What are the benefits of incremental refresh?
- Quicker refreshes - Only data that needs to be changed gets refreshed. For example, if you have five years’ worth of data, and you only need to refresh the last 10 days because that is the only data that has changed, the incremental refresh will refresh only those 10 days of data. Undoubtedly, the time it takes to refresh 10 days of data is much shorter than five years of data.
- More reliable refreshes - You no longer need to keep your long-running data connections open to schedule a refresh.
- Reduced resource consumption - Because you only need to refresh the smaller the amount of data, the overall consumption of memory and other resources is reduced.
What are the high-level steps to defining an incremental refresh policy?
- Define the filter parameters.
- Use the parameters to apply a filter.
- Define the incremental refresh policy.
- Publish changes to Power BI service.
How do you define filter parameters for incremental refresh?
- Open your semantic model in Power Query Editor.
- On the Home tab, select Manage Parameters.
- On the Parameters window that displays, add two new parameters, RangeStart and RangeEnd, ensuring that for both parameters, the Type is set to Date/Time and the Suggested Value is set to Any value.

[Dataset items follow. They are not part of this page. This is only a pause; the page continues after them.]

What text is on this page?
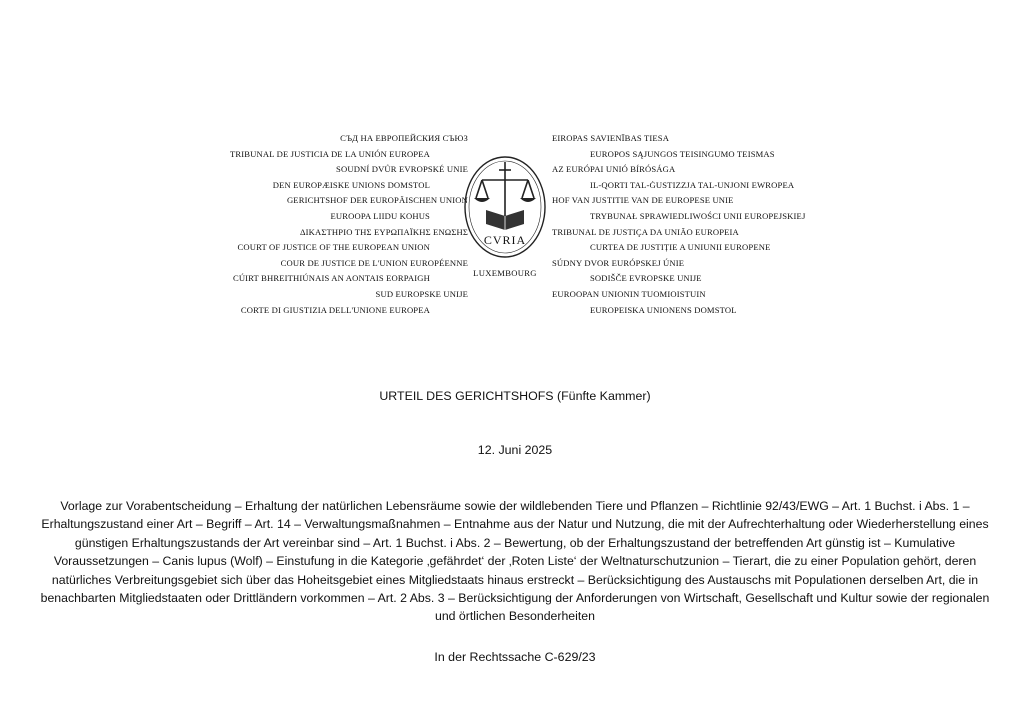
СЪД НА ЕВРОПЕЙСКИЯ СЪЮЗ
TRIBUNAL DE JUSTICIA DE LA UNIÓN EUROPEA
SOUDNÍ DVŮR EVROPSKÉ UNIE
DEN EUROPÆISKE UNIONS DOMSTOL
GERICHTSHOF DER EUROPÄISCHEN UNION
EUROOPA LIIDU KOHUS
ΔΙΚΑΣΤΗΡΙΟ ΤΗΣ ΕΥΡΩΠΑΪΚΗΣ ΕΝΩΣΗΣ
COURT OF JUSTICE OF THE EUROPEAN UNION
COUR DE JUSTICE DE L'UNION EUROPÉENNE
CÚIRT BHREITHIÚNAIS AN AONTAIS EORPAIGH
SUD EUROPSKE UNIJE
CORTE DI GIUSTIZIA DELL'UNIONE EUROPEA
CVRIA
LUXEMBOURG
EIROPAS SAVIENĪBAS TIESA
EUROPOS SĄJUNGOS TEISINGUMO TEISMAS
AZ EURÓPAI UNIÓ BÍRÓSÁGA
IL-QORTI TAL-ĠUSTIZZJA TAL-UNJONI EWROPEA
HOF VAN JUSTITIE VAN DE EUROPESE UNIE
TRYBUNAŁ SPRAWIEDLIWOŚCI UNII EUROPEJSKIEJ
TRIBUNAL DE JUSTIÇA DA UNIÃO EUROPEIA
CURTEA DE JUSTIȚIE A UNIUNII EUROPENE
SÚDNY DVOR EURÓPSKEJ ÚNIE
SODIŠČE EVROPSKE UNIJE
EUROOPAN UNIONIN TUOMIOISTUIN
EUROPEISKA UNIONENS DOMSTOL
URTEIL DES GERICHTSHOFS (Fünfte Kammer)
12. Juni 2025
Vorlage zur Vorabentscheidung – Erhaltung der natürlichen Lebensräume sowie der wildlebenden Tiere und Pflanzen – Richtlinie 92/43/EWG – Art. 1 Buchst. i Abs. 1 – Erhaltungszustand einer Art – Begriff – Art. 14 – Verwaltungsmaßnahmen – Entnahme aus der Natur und Nutzung, die mit der Aufrechterhaltung oder Wiederherstellung eines günstigen Erhaltungszustands der Art vereinbar sind – Art. 1 Buchst. i Abs. 2 – Bewertung, ob der Erhaltungszustand der betreffenden Art günstig ist – Kumulative Voraussetzungen – Canis lupus (Wolf) – Einstufung in die Kategorie ‚gefährdet‘ der ‚Roten Liste‘ der Weltnaturschutzunion – Tierart, die zu einer Population gehört, deren natürliches Verbreitungsgebiet sich über das Hoheitsgebiet eines Mitgliedstaats hinaus erstreckt – Berücksichtigung des Austauschs mit Populationen derselben Art, die in benachbarten Mitgliedstaaten oder Drittländern vorkommen – Art. 2 Abs. 3 – Berücksichtigung der Anforderungen von Wirtschaft, Gesellschaft und Kultur sowie der regionalen und örtlichen Besonderheiten
In der Rechtssache C‑629/23
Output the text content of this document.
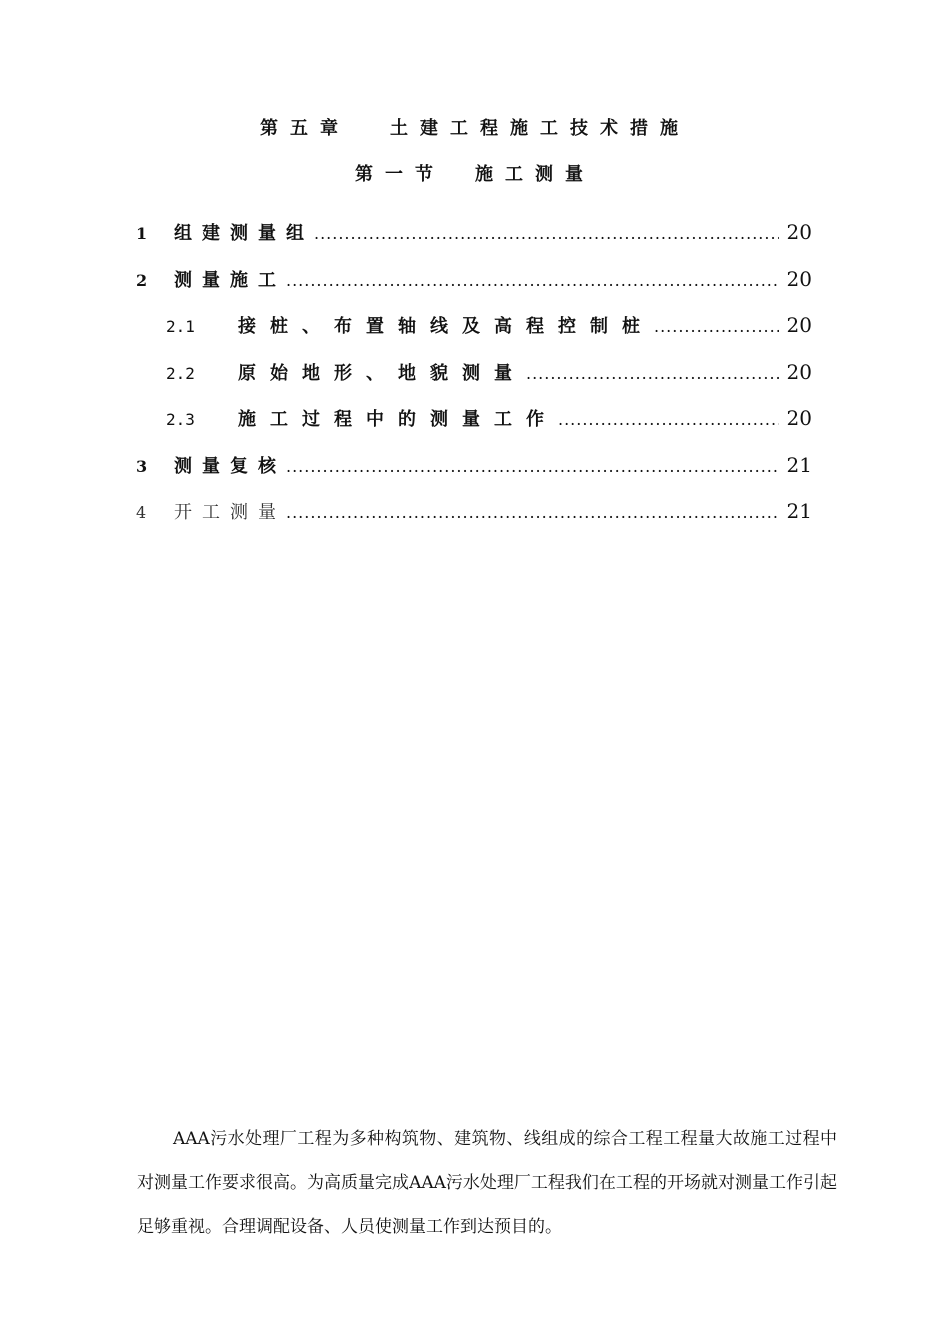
第五章 土建工程施工技术措施
第一节 施工测量
1	组建测量组 .....	20
2	测量施工 .....	20
2.1	接桩、布置轴线及高程控制桩 .....	20
2.2	原始地形、地貌测量 .....	20
2.3	施工过程中的测量工作 .....	20
3	测量复核 .....	21
4	开工测量 .....	21

AAA污水处理厂工程为多种构筑物、建筑物、线组成的综合工程工程量大故施工过程中对测量工作要求很高。为高质量完成AAA污水处理厂工程我们在工程的开场就对测量工作引起足够重视。合理调配设备、人员使测量工作到达预目的。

- Regarding the Current Value, for the RangeStart parameter, enter the date on which you want to begin the import, and for the RangeEnd parameter, enter the date on which you want the import to end. Later on, PowerBI will configure these values automatically.
Note that the parameters must have these names exactly.
These parameters have a dual purpose. In Power BI Desktop, they are the filtering window because they restrict the used data to the range that is listed in the start and end dates. After they have been published to the service, the parameters are taken over to be the sliding window to determine what data to pull in.